27. The genetic construct or vector of claim 26 wherein the XynS nucleic acid encodes a XynS xylan synthase comprising an amino acid sequence having at least 50% identity to one or more of: GenBank accession number AAR29963; GenBank accession number AAR29965; SEQ ID NO: 1, SEQ ID NO: 3 and/or SEQ ID NO: 5.

28. The genetic construct or vector of claim 26 or 27 wherein the XynS nucleic acid comprises one or more of:

a nucleotide sequence which comprises at least 50% nucleotide sequence identity to one or more of: the nucleotide sequence set forth in GenBank accession number AY483151, GenBank accession number AY483153, SEQ ID NO: 2, SEQ ID NO: 4 and/or SEQ ID NO: 6; and/or

a nucleotide sequence which hybridises to a nucleic acid molecule comprising the nucleotide sequence set forth in one or more of: GenBank accession number AY483151, GenBank accession number AY483153, SEQ ID NO: 2, SEQ ID NO: 4 and/or SEQ ID NO: 6 under stringent conditions.

29. A cell comprising the genetic construct of any one of claims 26 to 28.

30. The cell of claim 29 wherein the cell is a plant cell.

31. The cell of claim 29 wherein the cell is a monocot plant cell.

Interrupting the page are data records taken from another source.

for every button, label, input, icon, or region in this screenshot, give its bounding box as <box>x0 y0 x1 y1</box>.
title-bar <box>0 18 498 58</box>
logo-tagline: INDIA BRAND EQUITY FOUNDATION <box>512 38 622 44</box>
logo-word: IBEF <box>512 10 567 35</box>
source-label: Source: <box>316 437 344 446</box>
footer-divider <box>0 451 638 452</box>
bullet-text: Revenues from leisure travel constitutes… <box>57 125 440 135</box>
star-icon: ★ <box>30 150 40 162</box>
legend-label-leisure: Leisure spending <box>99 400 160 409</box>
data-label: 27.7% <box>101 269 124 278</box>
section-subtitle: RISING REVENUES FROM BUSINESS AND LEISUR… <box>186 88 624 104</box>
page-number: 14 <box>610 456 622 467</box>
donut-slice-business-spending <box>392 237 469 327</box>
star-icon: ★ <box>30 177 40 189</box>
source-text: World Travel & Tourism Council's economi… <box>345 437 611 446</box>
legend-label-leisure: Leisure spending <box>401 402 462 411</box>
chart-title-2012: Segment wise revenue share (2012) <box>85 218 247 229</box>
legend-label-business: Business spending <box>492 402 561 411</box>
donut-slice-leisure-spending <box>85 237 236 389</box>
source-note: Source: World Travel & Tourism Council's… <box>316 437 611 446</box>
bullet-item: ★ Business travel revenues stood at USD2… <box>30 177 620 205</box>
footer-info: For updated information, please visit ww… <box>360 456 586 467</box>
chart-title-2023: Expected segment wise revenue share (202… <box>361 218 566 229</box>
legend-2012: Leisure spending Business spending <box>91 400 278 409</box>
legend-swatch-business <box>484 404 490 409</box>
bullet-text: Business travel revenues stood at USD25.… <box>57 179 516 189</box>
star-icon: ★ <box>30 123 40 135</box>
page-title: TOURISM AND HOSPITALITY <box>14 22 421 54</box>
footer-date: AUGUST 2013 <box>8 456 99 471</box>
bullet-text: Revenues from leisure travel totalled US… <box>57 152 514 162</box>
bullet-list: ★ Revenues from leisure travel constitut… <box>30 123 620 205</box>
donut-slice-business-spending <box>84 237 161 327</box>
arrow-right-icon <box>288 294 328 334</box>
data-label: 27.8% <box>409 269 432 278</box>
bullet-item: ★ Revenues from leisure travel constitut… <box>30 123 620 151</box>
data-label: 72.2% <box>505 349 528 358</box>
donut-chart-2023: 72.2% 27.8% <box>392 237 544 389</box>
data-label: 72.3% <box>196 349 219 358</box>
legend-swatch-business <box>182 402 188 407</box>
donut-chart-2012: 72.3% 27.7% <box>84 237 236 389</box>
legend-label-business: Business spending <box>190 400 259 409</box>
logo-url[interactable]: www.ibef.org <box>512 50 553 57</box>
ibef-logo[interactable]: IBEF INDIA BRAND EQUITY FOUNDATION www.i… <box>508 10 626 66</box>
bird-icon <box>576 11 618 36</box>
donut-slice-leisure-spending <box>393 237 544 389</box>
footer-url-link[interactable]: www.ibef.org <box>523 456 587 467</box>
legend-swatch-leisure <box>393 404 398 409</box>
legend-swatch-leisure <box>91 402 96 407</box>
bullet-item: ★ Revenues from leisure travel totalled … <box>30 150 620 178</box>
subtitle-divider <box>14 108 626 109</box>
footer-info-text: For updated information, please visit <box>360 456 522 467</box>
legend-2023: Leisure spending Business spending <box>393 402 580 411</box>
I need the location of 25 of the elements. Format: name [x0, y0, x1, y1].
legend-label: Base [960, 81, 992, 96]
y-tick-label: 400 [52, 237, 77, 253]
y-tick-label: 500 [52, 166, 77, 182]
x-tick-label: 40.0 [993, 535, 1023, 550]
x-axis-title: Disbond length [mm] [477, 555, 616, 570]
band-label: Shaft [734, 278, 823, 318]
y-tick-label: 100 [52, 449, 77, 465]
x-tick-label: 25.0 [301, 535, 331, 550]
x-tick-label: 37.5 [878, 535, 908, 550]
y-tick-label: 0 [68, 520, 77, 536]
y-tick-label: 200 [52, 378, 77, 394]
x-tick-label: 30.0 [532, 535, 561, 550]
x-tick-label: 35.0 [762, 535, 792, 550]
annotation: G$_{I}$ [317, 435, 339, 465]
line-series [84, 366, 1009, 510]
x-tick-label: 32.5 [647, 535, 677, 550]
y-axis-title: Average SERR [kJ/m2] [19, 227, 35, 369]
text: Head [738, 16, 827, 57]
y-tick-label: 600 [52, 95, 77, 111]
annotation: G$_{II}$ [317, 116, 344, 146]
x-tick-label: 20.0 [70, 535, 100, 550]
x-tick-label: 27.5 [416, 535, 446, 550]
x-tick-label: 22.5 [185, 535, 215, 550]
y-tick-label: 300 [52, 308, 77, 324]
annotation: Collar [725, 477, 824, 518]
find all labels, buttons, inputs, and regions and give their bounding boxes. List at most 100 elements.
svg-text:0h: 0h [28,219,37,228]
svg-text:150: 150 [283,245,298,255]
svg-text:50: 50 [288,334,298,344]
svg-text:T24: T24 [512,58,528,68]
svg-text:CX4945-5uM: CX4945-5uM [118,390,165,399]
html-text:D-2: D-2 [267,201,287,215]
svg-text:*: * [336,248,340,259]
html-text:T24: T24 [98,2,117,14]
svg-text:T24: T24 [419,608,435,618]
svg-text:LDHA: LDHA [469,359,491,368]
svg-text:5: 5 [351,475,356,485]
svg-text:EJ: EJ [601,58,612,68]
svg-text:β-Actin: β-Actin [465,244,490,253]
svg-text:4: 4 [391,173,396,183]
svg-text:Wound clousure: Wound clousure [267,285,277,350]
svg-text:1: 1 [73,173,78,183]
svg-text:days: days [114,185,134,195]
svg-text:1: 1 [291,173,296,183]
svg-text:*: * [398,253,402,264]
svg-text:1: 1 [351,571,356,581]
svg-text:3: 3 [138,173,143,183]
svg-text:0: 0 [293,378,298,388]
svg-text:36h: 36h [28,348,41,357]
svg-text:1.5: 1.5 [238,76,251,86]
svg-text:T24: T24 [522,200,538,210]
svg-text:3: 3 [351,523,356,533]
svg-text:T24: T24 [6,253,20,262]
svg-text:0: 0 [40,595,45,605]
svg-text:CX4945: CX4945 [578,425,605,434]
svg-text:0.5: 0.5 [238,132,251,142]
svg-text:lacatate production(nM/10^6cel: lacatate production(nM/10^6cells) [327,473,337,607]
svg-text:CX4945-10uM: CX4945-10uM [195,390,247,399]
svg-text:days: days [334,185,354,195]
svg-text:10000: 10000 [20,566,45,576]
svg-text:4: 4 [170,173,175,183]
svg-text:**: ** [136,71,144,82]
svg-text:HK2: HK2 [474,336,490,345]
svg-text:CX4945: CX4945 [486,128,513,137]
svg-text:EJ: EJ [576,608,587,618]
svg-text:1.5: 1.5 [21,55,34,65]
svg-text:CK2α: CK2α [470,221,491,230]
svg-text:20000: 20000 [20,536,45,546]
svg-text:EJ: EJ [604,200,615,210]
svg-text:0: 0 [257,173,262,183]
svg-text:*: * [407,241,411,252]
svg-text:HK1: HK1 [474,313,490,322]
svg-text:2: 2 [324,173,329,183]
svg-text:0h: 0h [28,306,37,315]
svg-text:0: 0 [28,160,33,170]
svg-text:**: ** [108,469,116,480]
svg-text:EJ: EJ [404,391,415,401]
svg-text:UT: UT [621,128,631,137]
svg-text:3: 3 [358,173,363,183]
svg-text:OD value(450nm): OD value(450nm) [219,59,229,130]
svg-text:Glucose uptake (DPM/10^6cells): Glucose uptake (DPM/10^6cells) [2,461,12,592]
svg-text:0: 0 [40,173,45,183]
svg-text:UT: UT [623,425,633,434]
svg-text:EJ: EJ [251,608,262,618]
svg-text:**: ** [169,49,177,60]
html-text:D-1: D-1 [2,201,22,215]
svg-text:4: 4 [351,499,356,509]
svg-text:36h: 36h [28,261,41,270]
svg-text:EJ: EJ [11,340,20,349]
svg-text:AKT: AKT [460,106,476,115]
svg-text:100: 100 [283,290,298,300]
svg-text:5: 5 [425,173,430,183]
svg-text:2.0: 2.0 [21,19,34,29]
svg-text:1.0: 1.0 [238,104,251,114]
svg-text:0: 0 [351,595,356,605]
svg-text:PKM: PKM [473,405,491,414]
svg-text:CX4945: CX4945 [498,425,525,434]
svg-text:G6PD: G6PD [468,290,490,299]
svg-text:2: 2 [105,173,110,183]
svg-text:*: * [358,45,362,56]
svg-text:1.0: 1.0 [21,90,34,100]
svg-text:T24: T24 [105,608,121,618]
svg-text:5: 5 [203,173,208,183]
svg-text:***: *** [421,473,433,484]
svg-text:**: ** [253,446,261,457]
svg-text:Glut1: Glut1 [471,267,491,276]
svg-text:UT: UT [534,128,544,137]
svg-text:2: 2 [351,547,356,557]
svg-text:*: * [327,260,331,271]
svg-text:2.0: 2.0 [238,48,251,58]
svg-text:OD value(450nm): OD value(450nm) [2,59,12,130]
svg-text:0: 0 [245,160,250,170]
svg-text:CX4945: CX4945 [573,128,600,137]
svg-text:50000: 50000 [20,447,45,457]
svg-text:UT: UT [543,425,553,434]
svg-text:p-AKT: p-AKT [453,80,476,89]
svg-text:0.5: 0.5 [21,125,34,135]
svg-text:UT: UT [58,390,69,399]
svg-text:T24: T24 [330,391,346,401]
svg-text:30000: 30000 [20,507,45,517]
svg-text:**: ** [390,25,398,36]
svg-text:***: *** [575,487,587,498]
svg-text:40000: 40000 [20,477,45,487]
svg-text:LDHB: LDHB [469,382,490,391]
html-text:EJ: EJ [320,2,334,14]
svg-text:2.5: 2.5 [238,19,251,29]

32. The cell of claim 29 wherein the cell is a cereal crop plant cell.

33. A multicellular structure which comprises one or more of cells of any one of claims 29 to 32.

34. The multicellular structure of claim 33 wherein the multicellular structure is selected from a whole plant, a plant tissue, a plant organ, a plant part, plant reproductive material and/or cultured plant tissue.

35. The multicellular structure of claim 34 wherein the multicellular structure comprises a cereal crop plant or a tissue, organ or part thereof.

36. The multicellular structure of claim 35 wherein the multicellular structure comprises a cereal grain.

37. A method for predicting the level of xylan production in an organism, the method comprising:

determining the expression level of a XynS nucleic acid sequence and/or a XynS polypeptide in one or more cells of the organism;

wherein the expression level of a XynS nucleic acid sequence and/or a XynS polypeptide is positively correlated with xylan production in the organism;

predicting the level of xylan production in the organism on the basis of the expression level of a XynS nucleic acid sequence and/or a XynS polypeptide in one or more cells of the organism.

38. The method of claim 37 wherein the organism is a plant.

39. The method of claim 37 wherein the plant is a monocot plant.

40. The method of claim 37 wherein the plant is a cereal crop plant.

41. The method of any one of claims 37 to 40 wherein the XynS xylan synthase comprises an amino acid sequence having at least 50% identity to one or more of: GenBank accession number AAR29963; GenBank accession number AAR29965; SEQ ID NO: 1, SEQ ID NO: 3 and/or SEQ ID NO: 5.

42. The method of any one of claims 37 to 41 wherein the XynS nucleic acid comprises one or more of:

a nucleotide sequence which comprises at least 50% nucleotide sequence identity to one or more of: the nucleotide sequence set forth in GenBank accession number AY483151, GenBank accession number AY483153, SEQ ID NO: 2, SEQ ID NO: 4 and/or SEQ ID NO: 6; and/or

a nucleotide sequence which hybridises to a nucleic acid molecule comprising the nucleotide sequence set forth in one or more of: GenBank accession number AY483151, GenBank accession number AY483153, SEQ ID NO: 2, SEQ ID NO: 4 and/or SEQ ID NO: 6 under stringent conditions.